After installing, index a repository and ask it questions. Most answers come back in under a millisecond — queries are answered from RAM, not disk.

  1. Index the repository

    From the repository root:

    Terminal window
    basemind scan

    This walks the tree, parses with tree-sitter, and writes a content-addressed blob store + inverted index under .basemind/. Takes a few seconds for small repos, around 18 seconds for an 81k-file TypeScript monorepo.

  2. Find where a symbol is defined

    Terminal window
    basemind query symbol "parseQuery"

    Output:

    src/parser.rs:142:1 parseQuery (function)
    src/utils.rs:89:1 parseQuery (type alias)

    Now you know exactly where to read — no grep noise, no manual parsing.

  3. See what calls a function

    Terminal window
    basemind query references "processFile"

    Output:

    src/scanner.rs:142:9 processFile
    src/scanner.rs:201:13 processFile
    src/extract.rs:57:20 processFile

    Every place it’s called, with line and column numbers.

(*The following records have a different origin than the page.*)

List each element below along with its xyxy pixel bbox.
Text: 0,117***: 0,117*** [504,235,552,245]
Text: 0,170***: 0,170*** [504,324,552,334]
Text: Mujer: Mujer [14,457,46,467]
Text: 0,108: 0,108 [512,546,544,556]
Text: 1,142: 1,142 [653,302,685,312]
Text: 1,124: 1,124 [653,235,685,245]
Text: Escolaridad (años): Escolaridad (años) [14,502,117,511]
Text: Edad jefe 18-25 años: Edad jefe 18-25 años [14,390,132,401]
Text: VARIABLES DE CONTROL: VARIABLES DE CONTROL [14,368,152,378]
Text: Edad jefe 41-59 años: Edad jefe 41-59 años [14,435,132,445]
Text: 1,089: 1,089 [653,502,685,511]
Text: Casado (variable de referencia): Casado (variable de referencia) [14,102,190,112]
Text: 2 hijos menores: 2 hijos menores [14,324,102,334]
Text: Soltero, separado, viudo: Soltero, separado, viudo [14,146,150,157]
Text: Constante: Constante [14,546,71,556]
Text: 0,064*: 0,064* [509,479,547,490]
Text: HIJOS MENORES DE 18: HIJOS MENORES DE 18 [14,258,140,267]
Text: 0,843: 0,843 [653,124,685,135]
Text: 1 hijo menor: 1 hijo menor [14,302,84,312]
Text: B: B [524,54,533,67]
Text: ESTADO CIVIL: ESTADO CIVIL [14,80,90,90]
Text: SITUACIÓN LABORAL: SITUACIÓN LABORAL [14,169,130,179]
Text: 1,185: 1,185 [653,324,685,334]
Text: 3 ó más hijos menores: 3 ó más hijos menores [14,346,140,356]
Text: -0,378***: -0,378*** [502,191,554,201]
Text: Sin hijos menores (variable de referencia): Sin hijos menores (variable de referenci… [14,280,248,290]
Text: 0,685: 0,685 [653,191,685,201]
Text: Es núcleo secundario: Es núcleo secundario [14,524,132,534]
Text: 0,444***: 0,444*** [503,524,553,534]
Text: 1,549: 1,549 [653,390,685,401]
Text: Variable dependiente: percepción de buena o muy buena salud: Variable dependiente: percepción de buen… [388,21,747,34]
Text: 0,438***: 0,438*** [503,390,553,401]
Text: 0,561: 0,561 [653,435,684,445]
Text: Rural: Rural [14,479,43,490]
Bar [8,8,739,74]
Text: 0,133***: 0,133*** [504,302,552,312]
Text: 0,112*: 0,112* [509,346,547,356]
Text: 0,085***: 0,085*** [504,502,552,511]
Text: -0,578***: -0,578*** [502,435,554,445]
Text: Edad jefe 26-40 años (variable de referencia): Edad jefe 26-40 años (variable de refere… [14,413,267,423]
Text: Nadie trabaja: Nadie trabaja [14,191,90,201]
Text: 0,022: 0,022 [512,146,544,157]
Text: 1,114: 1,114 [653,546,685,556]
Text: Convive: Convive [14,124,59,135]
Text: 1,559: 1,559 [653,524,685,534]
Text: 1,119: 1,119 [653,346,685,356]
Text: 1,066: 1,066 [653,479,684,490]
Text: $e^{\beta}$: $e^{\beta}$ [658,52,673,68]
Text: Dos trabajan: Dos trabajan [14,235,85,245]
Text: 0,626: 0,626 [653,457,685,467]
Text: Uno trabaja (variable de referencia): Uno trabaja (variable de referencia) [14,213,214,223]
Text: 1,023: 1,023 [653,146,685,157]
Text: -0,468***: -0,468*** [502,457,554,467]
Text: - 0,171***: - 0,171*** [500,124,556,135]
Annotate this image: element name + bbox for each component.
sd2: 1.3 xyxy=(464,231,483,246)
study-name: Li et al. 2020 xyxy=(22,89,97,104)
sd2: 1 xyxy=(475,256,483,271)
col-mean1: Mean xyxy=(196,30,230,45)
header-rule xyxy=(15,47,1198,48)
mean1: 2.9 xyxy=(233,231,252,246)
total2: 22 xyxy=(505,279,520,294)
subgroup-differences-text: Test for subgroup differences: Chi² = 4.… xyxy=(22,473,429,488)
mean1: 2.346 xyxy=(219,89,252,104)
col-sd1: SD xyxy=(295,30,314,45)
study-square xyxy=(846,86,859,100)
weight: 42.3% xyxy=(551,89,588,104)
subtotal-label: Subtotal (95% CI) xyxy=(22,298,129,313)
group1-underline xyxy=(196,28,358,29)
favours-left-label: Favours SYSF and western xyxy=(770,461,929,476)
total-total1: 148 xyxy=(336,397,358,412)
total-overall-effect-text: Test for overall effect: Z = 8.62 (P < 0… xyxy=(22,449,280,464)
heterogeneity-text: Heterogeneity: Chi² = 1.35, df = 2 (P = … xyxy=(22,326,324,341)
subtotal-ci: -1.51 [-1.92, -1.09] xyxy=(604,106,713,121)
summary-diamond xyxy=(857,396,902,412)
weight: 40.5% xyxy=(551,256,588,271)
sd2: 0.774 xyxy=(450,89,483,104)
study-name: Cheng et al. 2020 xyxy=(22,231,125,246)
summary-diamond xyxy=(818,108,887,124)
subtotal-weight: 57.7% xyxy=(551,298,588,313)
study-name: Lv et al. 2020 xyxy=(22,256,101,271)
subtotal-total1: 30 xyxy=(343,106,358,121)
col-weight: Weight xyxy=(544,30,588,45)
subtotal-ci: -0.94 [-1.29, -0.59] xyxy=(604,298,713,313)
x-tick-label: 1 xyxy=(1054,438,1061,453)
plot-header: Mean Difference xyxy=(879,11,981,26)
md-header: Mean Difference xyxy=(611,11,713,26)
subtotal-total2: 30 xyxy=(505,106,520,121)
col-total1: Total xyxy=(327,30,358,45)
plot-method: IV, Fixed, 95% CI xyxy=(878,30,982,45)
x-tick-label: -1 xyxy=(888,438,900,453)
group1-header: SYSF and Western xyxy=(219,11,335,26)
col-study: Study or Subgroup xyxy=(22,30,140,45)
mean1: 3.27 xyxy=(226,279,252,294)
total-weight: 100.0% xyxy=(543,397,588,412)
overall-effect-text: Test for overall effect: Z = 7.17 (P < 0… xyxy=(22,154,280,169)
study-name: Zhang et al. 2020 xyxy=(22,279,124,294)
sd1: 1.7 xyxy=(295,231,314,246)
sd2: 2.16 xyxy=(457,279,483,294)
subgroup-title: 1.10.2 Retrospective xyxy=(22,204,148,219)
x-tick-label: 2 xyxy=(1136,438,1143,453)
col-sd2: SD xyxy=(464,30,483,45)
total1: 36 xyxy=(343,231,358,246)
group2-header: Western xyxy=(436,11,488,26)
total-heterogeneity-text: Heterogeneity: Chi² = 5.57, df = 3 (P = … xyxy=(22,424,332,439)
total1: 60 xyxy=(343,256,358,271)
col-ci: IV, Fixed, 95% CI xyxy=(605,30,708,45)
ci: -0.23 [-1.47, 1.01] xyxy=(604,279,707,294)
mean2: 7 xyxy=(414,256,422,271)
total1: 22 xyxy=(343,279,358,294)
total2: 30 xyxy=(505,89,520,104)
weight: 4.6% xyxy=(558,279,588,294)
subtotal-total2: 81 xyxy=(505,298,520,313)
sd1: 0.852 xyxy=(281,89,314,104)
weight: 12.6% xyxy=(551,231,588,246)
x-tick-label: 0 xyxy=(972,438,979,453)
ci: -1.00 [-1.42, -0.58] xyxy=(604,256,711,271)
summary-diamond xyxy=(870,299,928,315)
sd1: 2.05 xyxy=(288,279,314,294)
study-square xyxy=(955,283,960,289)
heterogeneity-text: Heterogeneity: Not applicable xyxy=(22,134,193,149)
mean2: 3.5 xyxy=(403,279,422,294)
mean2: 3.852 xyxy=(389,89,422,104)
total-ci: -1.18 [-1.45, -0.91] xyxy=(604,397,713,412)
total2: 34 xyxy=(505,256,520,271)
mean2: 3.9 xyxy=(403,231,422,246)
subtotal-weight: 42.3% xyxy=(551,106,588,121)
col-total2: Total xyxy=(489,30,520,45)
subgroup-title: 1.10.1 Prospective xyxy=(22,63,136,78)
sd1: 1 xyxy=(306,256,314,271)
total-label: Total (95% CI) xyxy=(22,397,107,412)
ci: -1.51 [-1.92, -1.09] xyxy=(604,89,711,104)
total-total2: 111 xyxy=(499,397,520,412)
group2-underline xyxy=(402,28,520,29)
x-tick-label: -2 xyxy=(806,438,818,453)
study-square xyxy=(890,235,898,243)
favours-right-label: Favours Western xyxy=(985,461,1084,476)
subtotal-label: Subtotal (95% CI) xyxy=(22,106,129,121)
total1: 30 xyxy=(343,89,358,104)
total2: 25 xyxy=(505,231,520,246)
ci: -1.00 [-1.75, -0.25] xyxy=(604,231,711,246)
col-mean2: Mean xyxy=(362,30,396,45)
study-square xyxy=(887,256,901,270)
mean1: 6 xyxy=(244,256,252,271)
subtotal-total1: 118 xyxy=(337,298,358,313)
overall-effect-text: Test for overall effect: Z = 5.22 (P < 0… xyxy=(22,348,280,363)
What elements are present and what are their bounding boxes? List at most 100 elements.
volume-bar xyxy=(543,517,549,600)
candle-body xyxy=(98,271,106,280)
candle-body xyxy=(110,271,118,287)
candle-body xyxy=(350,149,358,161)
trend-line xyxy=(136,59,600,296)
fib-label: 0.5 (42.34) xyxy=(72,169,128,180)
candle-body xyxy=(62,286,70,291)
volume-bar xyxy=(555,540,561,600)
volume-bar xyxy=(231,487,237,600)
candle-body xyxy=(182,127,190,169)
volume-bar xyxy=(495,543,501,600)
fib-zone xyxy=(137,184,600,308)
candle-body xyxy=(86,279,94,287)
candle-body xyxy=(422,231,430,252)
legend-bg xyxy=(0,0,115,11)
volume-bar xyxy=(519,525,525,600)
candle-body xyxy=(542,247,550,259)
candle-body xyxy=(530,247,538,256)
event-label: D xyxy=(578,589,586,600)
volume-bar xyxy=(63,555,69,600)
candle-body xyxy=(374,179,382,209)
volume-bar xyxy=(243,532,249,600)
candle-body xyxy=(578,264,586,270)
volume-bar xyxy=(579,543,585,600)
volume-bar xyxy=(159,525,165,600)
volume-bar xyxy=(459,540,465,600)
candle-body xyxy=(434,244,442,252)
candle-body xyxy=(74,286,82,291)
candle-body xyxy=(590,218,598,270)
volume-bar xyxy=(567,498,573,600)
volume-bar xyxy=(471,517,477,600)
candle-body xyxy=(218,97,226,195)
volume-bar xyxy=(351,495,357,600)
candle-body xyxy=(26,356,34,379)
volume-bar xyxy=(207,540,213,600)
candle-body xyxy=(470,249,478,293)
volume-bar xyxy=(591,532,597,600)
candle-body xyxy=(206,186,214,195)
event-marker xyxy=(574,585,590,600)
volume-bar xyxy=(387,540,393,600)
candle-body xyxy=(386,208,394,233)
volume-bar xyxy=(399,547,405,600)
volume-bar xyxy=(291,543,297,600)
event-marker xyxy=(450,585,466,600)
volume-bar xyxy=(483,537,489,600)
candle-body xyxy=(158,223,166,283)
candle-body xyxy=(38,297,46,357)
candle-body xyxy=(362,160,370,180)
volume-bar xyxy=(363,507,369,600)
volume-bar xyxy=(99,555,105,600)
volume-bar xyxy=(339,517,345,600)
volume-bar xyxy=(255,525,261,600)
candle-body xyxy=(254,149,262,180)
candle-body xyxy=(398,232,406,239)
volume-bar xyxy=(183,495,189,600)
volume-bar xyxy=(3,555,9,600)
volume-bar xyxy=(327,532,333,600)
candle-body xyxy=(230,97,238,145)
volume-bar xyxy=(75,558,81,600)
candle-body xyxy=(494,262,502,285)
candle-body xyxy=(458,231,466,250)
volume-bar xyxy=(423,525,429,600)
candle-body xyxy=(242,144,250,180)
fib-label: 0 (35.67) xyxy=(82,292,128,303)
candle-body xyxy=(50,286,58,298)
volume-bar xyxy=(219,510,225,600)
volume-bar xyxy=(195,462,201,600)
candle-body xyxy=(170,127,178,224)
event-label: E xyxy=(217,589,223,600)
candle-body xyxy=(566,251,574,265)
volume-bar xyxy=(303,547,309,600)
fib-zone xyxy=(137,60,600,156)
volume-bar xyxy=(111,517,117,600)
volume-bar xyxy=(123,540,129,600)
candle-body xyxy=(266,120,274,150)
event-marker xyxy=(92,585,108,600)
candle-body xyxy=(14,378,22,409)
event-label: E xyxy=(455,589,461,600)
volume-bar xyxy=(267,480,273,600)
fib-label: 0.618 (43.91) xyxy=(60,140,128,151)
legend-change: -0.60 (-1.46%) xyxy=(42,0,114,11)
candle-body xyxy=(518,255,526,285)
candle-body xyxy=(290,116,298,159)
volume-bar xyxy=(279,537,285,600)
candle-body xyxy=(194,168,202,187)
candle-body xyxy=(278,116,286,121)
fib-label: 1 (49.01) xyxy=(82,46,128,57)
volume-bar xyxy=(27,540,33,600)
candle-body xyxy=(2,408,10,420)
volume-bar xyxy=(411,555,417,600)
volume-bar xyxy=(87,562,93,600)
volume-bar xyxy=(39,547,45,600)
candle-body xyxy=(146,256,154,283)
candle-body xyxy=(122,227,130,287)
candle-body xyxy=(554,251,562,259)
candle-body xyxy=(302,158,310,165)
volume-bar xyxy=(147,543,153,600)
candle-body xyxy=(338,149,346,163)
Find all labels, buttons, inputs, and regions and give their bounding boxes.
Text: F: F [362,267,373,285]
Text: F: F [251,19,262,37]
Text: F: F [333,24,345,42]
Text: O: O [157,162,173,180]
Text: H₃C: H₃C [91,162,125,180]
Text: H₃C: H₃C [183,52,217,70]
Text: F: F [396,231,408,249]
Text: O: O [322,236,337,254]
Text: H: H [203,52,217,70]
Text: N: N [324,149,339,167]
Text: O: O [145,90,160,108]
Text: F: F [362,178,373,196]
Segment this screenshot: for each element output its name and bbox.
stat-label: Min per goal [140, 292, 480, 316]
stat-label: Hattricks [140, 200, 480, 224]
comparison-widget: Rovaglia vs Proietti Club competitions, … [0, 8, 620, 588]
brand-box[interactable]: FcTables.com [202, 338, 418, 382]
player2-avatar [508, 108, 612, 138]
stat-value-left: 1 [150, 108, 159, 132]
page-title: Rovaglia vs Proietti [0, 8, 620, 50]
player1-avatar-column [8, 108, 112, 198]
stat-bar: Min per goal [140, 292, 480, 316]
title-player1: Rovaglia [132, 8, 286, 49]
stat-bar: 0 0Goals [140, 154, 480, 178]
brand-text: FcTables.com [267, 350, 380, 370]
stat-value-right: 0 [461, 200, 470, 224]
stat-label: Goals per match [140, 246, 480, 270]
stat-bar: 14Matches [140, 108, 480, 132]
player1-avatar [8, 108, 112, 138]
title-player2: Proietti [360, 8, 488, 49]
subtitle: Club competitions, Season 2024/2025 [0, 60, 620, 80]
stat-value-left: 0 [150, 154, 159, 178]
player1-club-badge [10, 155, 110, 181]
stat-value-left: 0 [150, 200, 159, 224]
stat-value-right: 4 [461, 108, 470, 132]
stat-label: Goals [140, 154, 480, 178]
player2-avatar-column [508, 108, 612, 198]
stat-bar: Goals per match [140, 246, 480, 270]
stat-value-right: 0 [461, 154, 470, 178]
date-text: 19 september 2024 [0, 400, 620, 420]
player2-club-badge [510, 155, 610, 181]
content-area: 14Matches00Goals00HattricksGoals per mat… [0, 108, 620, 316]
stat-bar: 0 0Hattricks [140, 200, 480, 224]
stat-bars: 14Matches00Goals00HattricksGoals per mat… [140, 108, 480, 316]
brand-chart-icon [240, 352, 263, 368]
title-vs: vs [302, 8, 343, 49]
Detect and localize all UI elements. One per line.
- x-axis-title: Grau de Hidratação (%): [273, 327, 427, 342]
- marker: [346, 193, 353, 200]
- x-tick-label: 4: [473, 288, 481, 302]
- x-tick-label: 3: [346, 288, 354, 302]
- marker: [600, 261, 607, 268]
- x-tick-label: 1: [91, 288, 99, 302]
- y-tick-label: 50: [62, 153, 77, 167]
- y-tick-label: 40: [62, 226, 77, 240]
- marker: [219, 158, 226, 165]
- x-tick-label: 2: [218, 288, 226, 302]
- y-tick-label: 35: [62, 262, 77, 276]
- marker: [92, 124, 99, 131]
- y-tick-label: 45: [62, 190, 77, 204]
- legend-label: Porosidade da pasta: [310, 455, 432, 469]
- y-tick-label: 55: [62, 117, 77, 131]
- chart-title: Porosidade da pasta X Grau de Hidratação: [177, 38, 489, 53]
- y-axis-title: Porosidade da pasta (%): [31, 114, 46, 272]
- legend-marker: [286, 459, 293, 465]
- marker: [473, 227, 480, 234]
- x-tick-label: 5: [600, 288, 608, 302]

  4. Find who last touched a line

    Terminal window
    basemind git blame-file src/main.rs

    Or drill down to a single symbol:

    Terminal window
    basemind git blame-symbol src/main.rs "processFile"

    Shows the last commit, author, and timestamp for each line or symbol.

  5. Keep the index fresh

    As you edit, update the index with:

    Terminal window
    basemind watch

    This runs in the foreground and re-indexes on file changes. Or use basemind serve if you’re querying via the MCP server or plugin.

  • Index build: Seconds for small repos; the largest test case (81k TypeScript files) scans in around 18 seconds. Re-scans are much faster — only changed files are re-indexed.

  • Query latency: Under a millisecond for symbol and reference lookups. Call-graph searches in a few milliseconds. Git history lookups in tens of microseconds.

  • Outline before you read: Use outline to see a file’s structure (symbols, signatures, line numbers, imports) without opening it.

    Terminal window
    basemind query outline src/parser.rs

    Output shows every symbol and its line number, so you know exactly what to read.

If you’re using the plugin or MCP server instead of the CLI, you’re already indexed once you run /bm-scan or call the rescan MCP tool. From there, use the tools in the chat:

  • Find a definition: Call search_symbols with a name.
  • Find references: Call find_references with a name.
  • Browse before reading: Call outline on a file path.
  • Check git history: Call blame_symbol, recent_changes, or commits_touching.

All the same queries, just over the MCP surface instead of the CLI.